Getting your ex back.... I did an online consultation for a woman recently who was desperate to get back with her past lover. But she had been very unhappy with him when they were seeing each other. He was controlling, possessive, angry, with a bad temper, he was also the type of man to think it was alright to tell lies, mess around with other women and neglect her for days on end. She had been with him for fifteen years and she had not enjoyed any of it. He would go around to her place with his washing and she would wash it and iron it for him, present him with delicious home cooked meals and lots of sex. For days on end he would not bother to contact her or see her yet he also made it clear she was not allowed to go out or have any friends. He then found another woman and went off with her and lost interest in my client. But if she had sat and thought about it she had been silly to stay with him for such a long time and was better off without him. She did not love him, she only wanted to get back with him because she hated being single and she was angry that he had dumped her.
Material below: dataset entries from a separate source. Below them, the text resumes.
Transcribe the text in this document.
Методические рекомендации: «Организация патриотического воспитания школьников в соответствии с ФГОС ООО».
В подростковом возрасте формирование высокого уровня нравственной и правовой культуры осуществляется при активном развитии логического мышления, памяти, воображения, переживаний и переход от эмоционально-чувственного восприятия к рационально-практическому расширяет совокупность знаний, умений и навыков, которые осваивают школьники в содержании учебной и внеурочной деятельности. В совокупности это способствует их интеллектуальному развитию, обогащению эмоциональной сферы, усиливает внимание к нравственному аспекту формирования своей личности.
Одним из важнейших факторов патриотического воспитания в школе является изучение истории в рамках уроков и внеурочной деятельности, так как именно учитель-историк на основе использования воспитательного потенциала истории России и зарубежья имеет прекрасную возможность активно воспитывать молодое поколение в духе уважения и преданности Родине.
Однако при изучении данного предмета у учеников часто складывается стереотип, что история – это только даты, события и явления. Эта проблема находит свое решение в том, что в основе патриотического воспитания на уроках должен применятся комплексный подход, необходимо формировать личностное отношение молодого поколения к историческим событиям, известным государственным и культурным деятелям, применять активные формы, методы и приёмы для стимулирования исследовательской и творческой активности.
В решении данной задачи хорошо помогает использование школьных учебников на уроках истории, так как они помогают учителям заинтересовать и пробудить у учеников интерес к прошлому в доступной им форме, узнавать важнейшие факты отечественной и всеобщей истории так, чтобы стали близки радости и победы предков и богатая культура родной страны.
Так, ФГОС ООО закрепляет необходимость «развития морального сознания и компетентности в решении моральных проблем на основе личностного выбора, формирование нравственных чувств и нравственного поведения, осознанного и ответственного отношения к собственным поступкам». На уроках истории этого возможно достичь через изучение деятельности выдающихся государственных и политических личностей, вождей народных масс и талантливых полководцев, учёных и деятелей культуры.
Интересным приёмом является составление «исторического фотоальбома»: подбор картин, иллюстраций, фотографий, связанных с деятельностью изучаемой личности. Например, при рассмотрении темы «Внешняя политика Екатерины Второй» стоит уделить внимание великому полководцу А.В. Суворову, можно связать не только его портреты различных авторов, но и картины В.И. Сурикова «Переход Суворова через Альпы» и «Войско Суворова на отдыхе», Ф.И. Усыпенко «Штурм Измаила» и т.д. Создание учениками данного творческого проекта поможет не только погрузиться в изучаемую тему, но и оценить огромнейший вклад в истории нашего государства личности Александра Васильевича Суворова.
If you are sure you really do want to turn the clock back and get back with the person you used to see then there are a few things that you should never do. One of those is to constantly ring them, send them texts, send them emails, go around to where they live, watch them, ask other people where they are and what they are doing and investing a lot of time into something which is now dead. The best way to get things to how you want them is to act as if you do not care. Act as if you do not mind. Act as if you are happy. Go out and have a nice time with others. Do not hang around the phone or stay in or be available. If you bump into or speak to your ex then do not say you miss them or that you are lonely or miserable, do not show how bad you feel inside because it wil only make them feel very special and important and it will give them permission to make you wait or treat you mean or walk all over you as if you are a doormat.
Sometimes although relationships should be about love it ends up being about control and who is in the driving seat. If you know someone mises you or will do what you want it is easy to take them for granted and not treat them with the respect they deserve. If you are elusive and keep them on their toes they try harder. It is a great shame that you you have to manipulate people into behaving the way you want and deserve sometimes. A person with a lot of self respect and self worth would not stay in such a situation. They would prefer to be single rather than clinging onto something which is dishonest and dead and they would see that it is only putting off the inevitable because how ever much you try to cling onto something which is dead it always escapes you eventually. It is not worth having and you can never keep it forever. Forcing someone to be with you is short sighted and selfish and you would never do this if you really loved them.